Keep the individual as close to the work environment as possible. Ideally, limited duty should be assigned near the location of normal duty, if not at the usual workstation. Physical therapy or other interventions should be planned to allow the injured worker to be at the workplace when he or she is not being treated. Those who share the workplace often form important social networks, and keeping a worker in that environment provides support toward recovery. This support improves the injured worker’s morale and motivation, and often that of coworkers.



The injured worker should be seen and treated promptly. The more time that elapses before treatment, the more time the worker has to become focused on the problem, potentially adding psychological barriers to returning to work. It also weakens or breaks emotional and social bonds with the others in the workplace, reducing the will to return. Psychosocial issues can be major roadblocks to returning to work.



One individual health care provider should be the central person responsible for care of the worker’s injury and ensure that all involved share the common goal of restoring the injured worker to full function.

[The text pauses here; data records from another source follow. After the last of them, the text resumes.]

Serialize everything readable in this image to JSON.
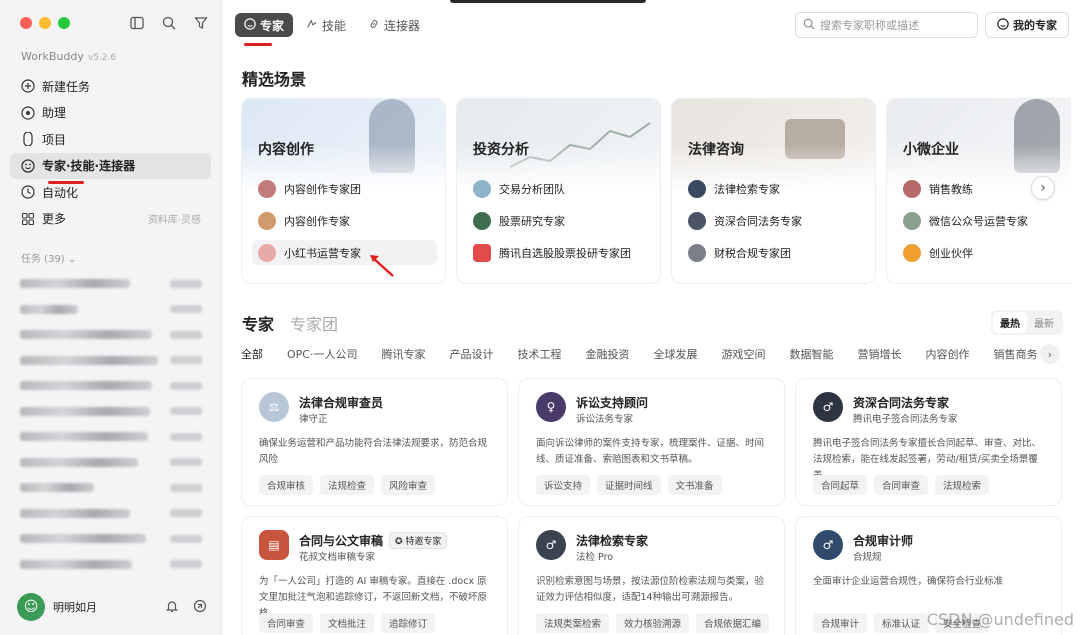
{
  "sidebar": {
    "brand": "WorkBuddy",
    "version": "v5.2.6",
    "nav": [
      {
        "label": "新建任务",
        "icon": "plus-circle-icon"
      },
      {
        "label": "助理",
        "icon": "assistant-icon"
      },
      {
        "label": "项目",
        "icon": "project-icon"
      },
      {
        "label": "专家·技能·连接器",
        "icon": "expert-icon",
        "active": true
      },
      {
        "label": "自动化",
        "icon": "clock-icon"
      },
      {
        "label": "更多",
        "icon": "grid-icon",
        "extra": "资料库·灵感"
      }
    ],
    "tasks_header": "任务 (39)",
    "user": {
      "name": "明明如月"
    }
  },
  "tabs": [
    {
      "label": "专家",
      "active": true
    },
    {
      "label": "技能"
    },
    {
      "label": "连接器"
    }
  ],
  "search": {
    "placeholder": "搜索专家职称或描述"
  },
  "my_experts": "我的专家",
  "featured": {
    "title": "精选场景",
    "scenes": [
      {
        "title": "内容创作",
        "items": [
          "内容创作专家团",
          "内容创作专家",
          "小红书运营专家"
        ]
      },
      {
        "title": "投资分析",
        "items": [
          "交易分析团队",
          "股票研究专家",
          "腾讯自选股股票投研专家团"
        ]
      },
      {
        "title": "法律咨询",
        "items": [
          "法律检索专家",
          "资深合同法务专家",
          "财税合规专家团"
        ]
      },
      {
        "title": "小微企业",
        "items": [
          "销售教练",
          "微信公众号运营专家",
          "创业伙伴"
        ]
      }
    ]
  },
  "experts": {
    "title": "专家",
    "title2": "专家团",
    "sort": [
      "最热",
      "最新"
    ],
    "categories": [
      "全部",
      "OPC·一人公司",
      "腾讯专家",
      "产品设计",
      "技术工程",
      "金融投资",
      "全球发展",
      "游戏空间",
      "数据智能",
      "营销增长",
      "内容创作",
      "销售商务"
    ],
    "cards": [
      {
        "name": "法律合规审查员",
        "sub": "律守正",
        "desc": "确保业务运营和产品功能符合法律法规要求，防范合规风险",
        "tags": [
          "合规审核",
          "法规检查",
          "风险审查"
        ]
      },
      {
        "name": "诉讼支持顾问",
        "sub": "诉讼法务专家",
        "desc": "面向诉讼律师的案件支持专家，梳理案件、证据、时间线、质证准备、索赔图表和文书草稿。",
        "tags": [
          "诉讼支持",
          "证据时间线",
          "文书准备"
        ]
      },
      {
        "name": "资深合同法务专家",
        "sub": "腾讯电子签合同法务专家",
        "desc": "腾讯电子签合同法务专家擅长合同起草、审查、对比、法规检索，能在线发起签署，劳动/租赁/买卖全场景覆盖",
        "tags": [
          "合同起草",
          "合同审查",
          "法规检索"
        ]
      },
      {
        "name": "合同与公文审稿",
        "badge": "特邀专家",
        "sub": "花叔文档审稿专家",
        "desc": "为「一人公司」打造的 AI 审稿专家。直接在 .docx 原文里加批注气泡和追踪修订，不返回新文档，不破坏原格...",
        "tags": [
          "合同审查",
          "文档批注",
          "追踪修订"
        ]
      },
      {
        "name": "法律检索专家",
        "sub": "法检 Pro",
        "desc": "识别检索意图与场景，按法源位阶检索法规与类案，验证效力评估相似度，适配14种输出可溯源报告。",
        "tags": [
          "法规类案检索",
          "效力核验溯源",
          "合规依据汇编"
        ]
      },
      {
        "name": "合规审计师",
        "sub": "合规规",
        "desc": "全面审计企业运营合规性，确保符合行业标准",
        "tags": [
          "合规审计",
          "标准认证",
          "安全检查"
        ]
      }
    ]
  },
  "watermark": "CSDN @undefined"
}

The health care provider is uniquely able to fill this role but must be willing to communicate clearly with all parties involved.




All too often, injured workers see their situation as a catastrophe that will end their ability to work. This is only rarely the case, and from the start, the injured worker should be coached to see the goal as a return to full duty at the same, or perhaps even better, capacity as before the injury.


Setting that expectation can go a long way toward building a worker’s confidence in his or her

ability to return to work. Equally important, the clinician needs to realize that occupationally related injuries will often require longer periods to achieve full recovery, but the clinician also needs to be alert to excessive prolongation of therapy, which often indicates the possibility of an unnoticed, additional confounding problem.


Encouraging Return to Work


Research shows that worker injuries compensated by workers’ compensation take longer to heal compared to injuries whose cost falls on the patient. The reasons are several. First, the patient may take on a victim mentality: upset at the injury, he or she may feel that he or she has a “right” to be taken care of. Second, the compensation system itself encourages worker to stay injured: light-duty assignment may pay the worker less than his or her income staying at home. This pay for reduced or no work sets up a strong disincentive to return to regular work. Therefore, the treating medical provider should be aware of these built-in factors and encourage the patient, supervisor, and all involved to expect the worker’s return to work as soon as is medically prudent.